Searching for the right approach
There's a long history of using cell therapy as a treatment for Parkinson's. About four decades ago, scientists at the University of Lund in Sweden developed a method in which they transferred parts of fetal brain tissue to patients with Parkinson's so that their nerve cells would produce dopamine. Many benefited, and some were able to stop their medication. However, the use of fetal tissue was highly controversial at that time, and the tissues were difficult to obtain. Later trials in the U.S. showed that people benefited only if a significant amount of the tissue was used, and several patients experienced side effects. Eventually, the work lost momentum.
“Like many in the community, I'm aware of the long history of cell therapy,” says Taylor, the patient living with Parkinson's. “They've long had that cure over the horizon.”
In 2000, Lorenz Studer led a team at the Memorial Sloan Kettering Centre, in New York, to find the chemical signals needed to get stem cells to differentiate into cells that release dopamine. Back then, the team managed to make cells that produced some dopamine, but they led to only limited improvements in animals. About a decade later, in 2011, Studer and his team found the specific signals needed to guide embryonic cells to become the right kind of dopamine producing cells. Their experiments in mice, rats and monkeys showed that their implanted cells had a significant impact, restoring lost movement.
Studer then co-founded BlueRock Therapeutics in 2016. Forming the most effective stem cells has been one of the biggest challenges, says Enayetallah, the BlueRock VP. “It's taken a lot of effort and investment to manufacture and make the cells at the right scale under the right conditions.” The team is now using cells that were first isolated in 1998 at the University of Wisconsin, a major advantage because they’re available in a virtually unlimited supply.
Other efforts underway
In the past several years, University of Lund researchers have begun to collaborate with the University of Cambridge on a project to use embryonic stem cells, similar to BlueRock’s approach. They began clinical trials this year.

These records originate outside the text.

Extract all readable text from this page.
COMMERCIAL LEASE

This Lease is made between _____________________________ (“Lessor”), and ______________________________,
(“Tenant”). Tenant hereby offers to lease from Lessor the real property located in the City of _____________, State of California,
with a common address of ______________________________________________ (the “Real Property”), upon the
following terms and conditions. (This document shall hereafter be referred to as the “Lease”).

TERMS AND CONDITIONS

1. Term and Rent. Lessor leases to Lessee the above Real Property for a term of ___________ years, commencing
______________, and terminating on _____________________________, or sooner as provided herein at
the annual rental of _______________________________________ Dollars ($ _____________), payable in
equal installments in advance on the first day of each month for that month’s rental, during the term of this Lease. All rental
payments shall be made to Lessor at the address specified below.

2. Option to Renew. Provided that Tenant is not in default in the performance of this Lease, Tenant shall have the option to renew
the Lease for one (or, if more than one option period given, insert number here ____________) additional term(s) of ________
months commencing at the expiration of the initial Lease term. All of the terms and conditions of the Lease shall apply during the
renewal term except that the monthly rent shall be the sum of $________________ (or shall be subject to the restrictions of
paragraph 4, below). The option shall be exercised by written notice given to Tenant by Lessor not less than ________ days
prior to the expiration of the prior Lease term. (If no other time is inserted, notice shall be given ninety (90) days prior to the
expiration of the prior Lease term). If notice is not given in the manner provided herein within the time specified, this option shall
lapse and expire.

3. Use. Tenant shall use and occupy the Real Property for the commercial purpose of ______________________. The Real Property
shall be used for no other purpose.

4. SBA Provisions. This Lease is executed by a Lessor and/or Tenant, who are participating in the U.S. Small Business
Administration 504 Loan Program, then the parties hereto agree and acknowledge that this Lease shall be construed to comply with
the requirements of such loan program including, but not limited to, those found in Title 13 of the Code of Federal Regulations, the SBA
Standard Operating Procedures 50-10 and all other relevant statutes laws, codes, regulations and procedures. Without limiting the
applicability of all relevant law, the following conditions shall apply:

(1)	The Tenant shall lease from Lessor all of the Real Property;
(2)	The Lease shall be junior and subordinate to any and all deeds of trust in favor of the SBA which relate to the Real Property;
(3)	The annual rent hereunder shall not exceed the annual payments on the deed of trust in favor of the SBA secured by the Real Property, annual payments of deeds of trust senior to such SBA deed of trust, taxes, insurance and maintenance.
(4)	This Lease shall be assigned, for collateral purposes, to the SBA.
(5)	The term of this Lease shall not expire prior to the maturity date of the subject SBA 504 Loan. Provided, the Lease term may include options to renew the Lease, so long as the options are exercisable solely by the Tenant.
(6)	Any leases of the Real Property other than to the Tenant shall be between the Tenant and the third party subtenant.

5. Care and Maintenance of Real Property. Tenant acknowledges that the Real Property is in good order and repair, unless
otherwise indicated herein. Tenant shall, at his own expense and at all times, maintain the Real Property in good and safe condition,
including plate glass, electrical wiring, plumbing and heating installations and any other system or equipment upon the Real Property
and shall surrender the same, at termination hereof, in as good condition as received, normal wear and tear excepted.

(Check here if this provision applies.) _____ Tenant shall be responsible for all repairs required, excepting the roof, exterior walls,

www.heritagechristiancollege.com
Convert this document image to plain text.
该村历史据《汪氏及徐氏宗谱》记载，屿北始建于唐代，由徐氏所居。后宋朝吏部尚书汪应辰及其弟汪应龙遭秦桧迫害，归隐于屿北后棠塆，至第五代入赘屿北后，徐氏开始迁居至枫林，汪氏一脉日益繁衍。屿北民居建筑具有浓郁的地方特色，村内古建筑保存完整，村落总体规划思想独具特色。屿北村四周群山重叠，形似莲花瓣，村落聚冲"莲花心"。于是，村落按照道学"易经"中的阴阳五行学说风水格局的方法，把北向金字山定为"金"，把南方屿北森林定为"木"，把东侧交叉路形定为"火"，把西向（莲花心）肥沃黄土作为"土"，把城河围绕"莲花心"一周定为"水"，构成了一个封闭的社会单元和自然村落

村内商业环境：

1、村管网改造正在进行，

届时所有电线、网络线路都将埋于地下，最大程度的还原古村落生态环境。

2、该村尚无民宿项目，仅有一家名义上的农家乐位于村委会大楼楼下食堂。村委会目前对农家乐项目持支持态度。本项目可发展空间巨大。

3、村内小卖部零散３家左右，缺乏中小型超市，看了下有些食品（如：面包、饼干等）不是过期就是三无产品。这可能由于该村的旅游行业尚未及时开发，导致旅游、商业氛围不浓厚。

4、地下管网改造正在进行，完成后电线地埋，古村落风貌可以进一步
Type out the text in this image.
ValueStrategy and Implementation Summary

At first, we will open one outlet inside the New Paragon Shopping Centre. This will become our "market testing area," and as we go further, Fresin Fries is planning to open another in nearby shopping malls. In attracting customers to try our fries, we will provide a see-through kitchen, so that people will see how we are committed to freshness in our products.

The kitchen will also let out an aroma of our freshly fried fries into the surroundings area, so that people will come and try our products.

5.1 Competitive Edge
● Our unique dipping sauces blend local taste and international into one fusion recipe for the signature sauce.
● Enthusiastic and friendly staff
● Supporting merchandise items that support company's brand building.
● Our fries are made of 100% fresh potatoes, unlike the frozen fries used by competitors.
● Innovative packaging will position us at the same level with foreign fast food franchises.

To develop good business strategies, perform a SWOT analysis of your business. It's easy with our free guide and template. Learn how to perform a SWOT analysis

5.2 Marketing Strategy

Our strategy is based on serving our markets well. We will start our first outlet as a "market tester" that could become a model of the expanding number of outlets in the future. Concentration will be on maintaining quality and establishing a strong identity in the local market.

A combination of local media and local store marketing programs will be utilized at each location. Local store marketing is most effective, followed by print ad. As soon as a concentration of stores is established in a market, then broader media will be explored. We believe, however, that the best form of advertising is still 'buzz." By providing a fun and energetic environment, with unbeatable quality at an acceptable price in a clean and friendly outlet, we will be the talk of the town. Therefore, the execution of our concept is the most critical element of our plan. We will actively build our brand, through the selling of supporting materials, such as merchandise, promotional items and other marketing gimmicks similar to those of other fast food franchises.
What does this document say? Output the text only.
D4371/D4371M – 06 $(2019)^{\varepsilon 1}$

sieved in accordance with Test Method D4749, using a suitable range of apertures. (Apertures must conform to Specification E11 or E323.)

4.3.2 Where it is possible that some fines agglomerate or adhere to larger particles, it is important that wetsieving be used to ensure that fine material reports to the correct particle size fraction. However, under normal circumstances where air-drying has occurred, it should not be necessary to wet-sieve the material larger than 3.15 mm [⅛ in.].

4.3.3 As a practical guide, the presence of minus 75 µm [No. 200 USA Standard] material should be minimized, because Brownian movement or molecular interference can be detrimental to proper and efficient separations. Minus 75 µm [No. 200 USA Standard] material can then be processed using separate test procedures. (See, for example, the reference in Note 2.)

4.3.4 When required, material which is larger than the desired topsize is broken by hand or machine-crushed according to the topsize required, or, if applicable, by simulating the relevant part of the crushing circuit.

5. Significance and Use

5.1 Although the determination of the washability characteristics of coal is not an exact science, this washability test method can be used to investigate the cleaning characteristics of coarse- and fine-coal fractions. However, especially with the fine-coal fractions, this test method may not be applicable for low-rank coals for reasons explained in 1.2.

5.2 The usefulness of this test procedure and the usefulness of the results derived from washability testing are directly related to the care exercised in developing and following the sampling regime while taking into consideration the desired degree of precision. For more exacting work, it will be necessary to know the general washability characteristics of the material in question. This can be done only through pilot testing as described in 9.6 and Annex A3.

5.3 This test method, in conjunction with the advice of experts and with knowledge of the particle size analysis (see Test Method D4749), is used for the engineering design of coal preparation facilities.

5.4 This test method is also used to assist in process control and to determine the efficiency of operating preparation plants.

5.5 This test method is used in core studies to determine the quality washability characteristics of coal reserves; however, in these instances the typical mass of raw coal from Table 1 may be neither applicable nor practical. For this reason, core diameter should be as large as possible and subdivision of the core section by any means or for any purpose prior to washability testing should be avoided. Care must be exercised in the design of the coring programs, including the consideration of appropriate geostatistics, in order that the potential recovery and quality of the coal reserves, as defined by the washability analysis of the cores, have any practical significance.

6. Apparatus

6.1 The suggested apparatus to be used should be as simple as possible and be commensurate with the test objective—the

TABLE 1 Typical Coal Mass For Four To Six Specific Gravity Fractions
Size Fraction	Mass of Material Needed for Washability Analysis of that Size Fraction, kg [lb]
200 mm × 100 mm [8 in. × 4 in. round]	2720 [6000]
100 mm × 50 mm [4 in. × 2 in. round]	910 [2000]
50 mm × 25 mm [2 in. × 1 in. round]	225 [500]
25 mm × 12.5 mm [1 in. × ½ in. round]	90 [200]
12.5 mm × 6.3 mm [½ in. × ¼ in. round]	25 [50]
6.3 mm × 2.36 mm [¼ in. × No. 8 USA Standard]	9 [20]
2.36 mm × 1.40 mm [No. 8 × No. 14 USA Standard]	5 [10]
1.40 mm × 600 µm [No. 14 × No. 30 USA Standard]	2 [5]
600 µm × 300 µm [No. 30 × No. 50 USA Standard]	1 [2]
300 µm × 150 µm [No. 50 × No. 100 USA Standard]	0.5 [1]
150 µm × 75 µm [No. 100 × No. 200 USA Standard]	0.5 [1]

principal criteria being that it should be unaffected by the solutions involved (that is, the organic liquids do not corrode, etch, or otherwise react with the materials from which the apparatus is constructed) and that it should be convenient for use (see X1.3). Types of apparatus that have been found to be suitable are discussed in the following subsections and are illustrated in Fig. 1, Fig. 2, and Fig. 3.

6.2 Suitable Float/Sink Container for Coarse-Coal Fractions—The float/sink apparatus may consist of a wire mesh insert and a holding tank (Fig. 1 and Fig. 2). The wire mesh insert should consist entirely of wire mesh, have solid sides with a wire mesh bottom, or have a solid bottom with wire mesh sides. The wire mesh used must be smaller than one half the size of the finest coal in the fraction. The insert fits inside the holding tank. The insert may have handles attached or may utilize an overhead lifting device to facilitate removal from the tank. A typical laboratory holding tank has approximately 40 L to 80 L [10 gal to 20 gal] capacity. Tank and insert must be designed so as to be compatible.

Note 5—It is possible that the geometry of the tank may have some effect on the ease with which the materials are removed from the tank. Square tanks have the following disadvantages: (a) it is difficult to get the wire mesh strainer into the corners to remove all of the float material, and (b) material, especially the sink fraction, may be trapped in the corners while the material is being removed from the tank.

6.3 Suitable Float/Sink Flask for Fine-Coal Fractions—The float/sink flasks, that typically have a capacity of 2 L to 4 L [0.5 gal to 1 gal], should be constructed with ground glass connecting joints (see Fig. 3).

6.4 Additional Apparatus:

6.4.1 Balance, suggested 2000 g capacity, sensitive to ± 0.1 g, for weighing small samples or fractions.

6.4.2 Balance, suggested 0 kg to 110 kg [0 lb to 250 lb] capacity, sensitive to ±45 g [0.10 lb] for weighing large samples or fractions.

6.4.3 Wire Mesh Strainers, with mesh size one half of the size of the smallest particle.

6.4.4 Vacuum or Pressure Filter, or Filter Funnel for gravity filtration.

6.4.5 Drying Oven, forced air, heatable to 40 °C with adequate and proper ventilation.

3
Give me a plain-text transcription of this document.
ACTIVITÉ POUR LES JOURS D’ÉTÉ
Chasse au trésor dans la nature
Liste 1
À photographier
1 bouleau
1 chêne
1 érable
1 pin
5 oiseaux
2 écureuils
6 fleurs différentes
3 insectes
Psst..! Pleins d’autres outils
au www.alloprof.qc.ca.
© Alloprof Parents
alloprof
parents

A company in Japan called Sumitomo is using a different strategy; instead of stem cells from embryos, they’re reprogramming adults' blood or skin cells into induced pluripotent stem cells - meaning they can turn into any cell type - and then directing them into dopamine producing neurons. Although Sumitomo started clinical trials earlier than BlueRock, they haven’t yet revealed any results.
“It's a rapidly evolving field,” says Emma Lane, a pharmacologist at the University of Cardiff who researches clinical interventions for Parkinson’s. “But BlueRock’s trial is the first full phase 1 trial to report such positive findings with stem cell based therapies.” The company’s upcoming phase 2 research will be critical to show how effectively the therapy can improve disease symptoms, she added.
The cure over the horizon
BlueRock will continue to look at data from patients in the phase 1 trial to monitor the treatment’s effects over a two-year period. Meanwhile, the team is planning the phase 2 trial with more participants, including a placebo group.
For patients with Parkinson’s like Martin Taylor, the therapy offers some hope, though Taylor recognizes that more research is needed.
“Like many in the community, I'm aware of the long history of cell therapy,” he says. “They've long had that cure over the horizon.” His expectations are somewhat guarded, he says, but, “it's certainly positive to see…movement in the field again.”
"If we can demonstrate what we’re seeing today in a more robust study, that would be great,” Enayetallah says. “At the end of the day, we want to address that unmet need in a field that's been waiting for a long time.”